The h2 of FLL in studied genetic groups and for pooled data were
almost similar. The high h2 for FLL found in the present study were
within the literature range (0.32±0.51 in Friesian x Local cows to 0.80±0.25
in Friesiwal-Friesian x Sahiwal crossbred) reported by Bhuiyan (1999), Nanavati
et al. (1998), Tekade et al. (1994) and Gaur et al. (1999).
The h2 value of FCI for Local was low whereas the same for Friesian
x Local, Jersey x Local and pooled data were high (Table 3).
But nearly zero to high h2 (0.0034±0.07 in Sahiwal to 0.65±0.21
in Frieswal) of FCI was reported by different authors (Sethi et al.,
1997; Gogoi et al., 1992; Bhoite et al., 1999; Gaur et al.,
1999). Low h2 for FCI in Local cattle is important in decision making
to the breeder that for improvement of calving efficiency emphasis need to be
given on management practices. One possible reason for low heritability of FCI
in Local cattle could be that the pedigrees of the Local cattle were not complete
as with other genotypes.
Estimates of genetic correlations (rG) among the studied quantitative
traits of dairy cattle are depicted in Table 4. Estimates
of rG for BW and FLL, BW and FLMY and BW and FCI were very low in
all of the studied genetic groups of dairy cattle except medium rG between
BW and FCI in Local cattle. Negative rG of BW with FLMY and FCI were
only in Local cattle indicating that genes influencing BW subsequently retarded
FLMY and FCI. Low estimates of the present study indicate that BW of individuals
is not so important in selection programme to improve FLL, FLMY or FCI in dairy
cattle. Genetic correlations between FLL and FLMY in studied genetic groups
of dairy cattle obtained in the present study were within the published range
(Katoch and Yadav, 1990; Roy and Katpatal, 1988). The rG between
FLL and FLMY in Jersey cattle reported by them were 0.126±0.06 and 0.89±0.07,
respectively. Bhuiyan (1999) reported that the rG between FLL and
FCI in Friesian and Friesian x Local graded cows were 0.19 and 0.14, respectively.
Results of the present study were higher for all the three genetic groups.
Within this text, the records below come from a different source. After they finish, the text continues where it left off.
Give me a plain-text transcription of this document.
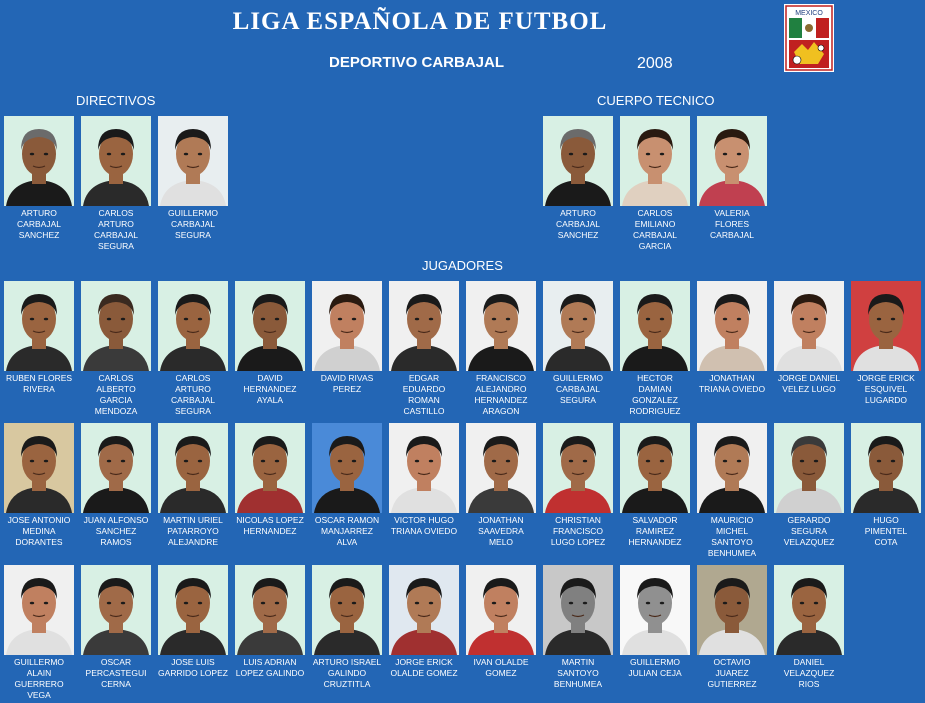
LIGA ESPAÑOLA DE FUTBOL
DEPORTIVO CARBAJAL	2008
MEXICO
DIRECTIVOS	CUERPO TECNICO
JUGADORES
ARTURO
CARBAJAL
SANCHEZ
CARLOS
ARTURO
CARBAJAL
SEGURA
GUILLERMO
CARBAJAL
SEGURA
ARTURO
CARBAJAL
SANCHEZ
CARLOS
EMILIANO
CARBAJAL
GARCIA
VALERIA
FLORES
CARBAJAL
RUBEN FLORES
RIVERA
CARLOS
ALBERTO
GARCIA
MENDOZA
CARLOS
ARTURO
CARBAJAL
SEGURA
DAVID
HERNANDEZ
AYALA
DAVID RIVAS
PEREZ
EDGAR
EDUARDO
ROMAN
CASTILLO
FRANCISCO
ALEJANDRO
HERNANDEZ
ARAGON
GUILLERMO
CARBAJAL
SEGURA
HECTOR
DAMIAN
GONZALEZ
RODRIGUEZ
JONATHAN
TRIANA OVIEDO
JORGE DANIEL
VELEZ LUGO
JORGE ERICK
ESQUIVEL
LUGARDO
JOSE ANTONIO
MEDINA
DORANTES
JUAN ALFONSO
SANCHEZ
RAMOS
MARTIN URIEL
PATARROYO
ALEJANDRE
NICOLAS LOPEZ
HERNANDEZ
OSCAR RAMON
MANJARREZ
ALVA
VICTOR HUGO
TRIANA OVIEDO
JONATHAN
SAAVEDRA
MELO
CHRISTIAN
FRANCISCO
LUGO LOPEZ
SALVADOR
RAMIREZ
HERNANDEZ
MAURICIO
MICHEL
SANTOYO
BENHUMEA
GERARDO
SEGURA
VELAZQUEZ
HUGO PIMENTEL
COTA
GUILLERMO
ALAIN
GUERRERO
VEGA
OSCAR
PERCASTEGUI
CERNA
JOSE LUIS
GARRIDO LOPEZ
LUIS ADRIAN
LOPEZ GALINDO
ARTURO ISRAEL
GALINDO
CRUZTITLA
JORGE ERICK
OLALDE GOMEZ
IVAN OLALDE
GOMEZ
MARTIN
SANTOYO
BENHUMEA
GUILLERMO
JULIAN CEJA
OCTAVIO
JUAREZ
GUTIERREZ
DANIEL
VELAZQUEZ
RIOS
This
high genetic correlation between FLMY and FCI is also interesting to the breeders
as lifetime production is associated with calving interval. Genetic correlations
between FLMY and FCI obtained in the present study were medium to low for the
three genetic groups of dairy cattle. Such medium to low estimates of rG
between these two traits was within the published ranged for different
breeds (Lara et al., 1989; Herbert and Bhatnagar, 1989; Roy and Katpatal,
1988). They reported that rG between lactation milk yield and calving
interval were 0.33±0.30 in Holstein cows, 0.06±0.29 in Karan Swiss
cows and 0.10±0.33 in Jersey cows, respectively.
Above all, the differences observed among the estimated phenotypic and genetic parameters with that of others reported elsewhere in the world could be attributed to differences in sample size, genetic groups used, environmental conditions (feeding and management practices), models and procedures employed to estimate parameters and so on. However, since these estimates were found using data on animals maintained under the standard conditions of feeding, management and environmental conditions of Bangladesh, these values may well be used for genetic evaluation of animals at national dairy cattle herd. Moreover, the cattle breeding programme in the country need to be better organized to support scientific animal breeding practices such as individual animal recording, genetic parameter estimation using REML procedure and animal selection based of BLUP based breeding values in order to realize expected genetic improvement in the national herds.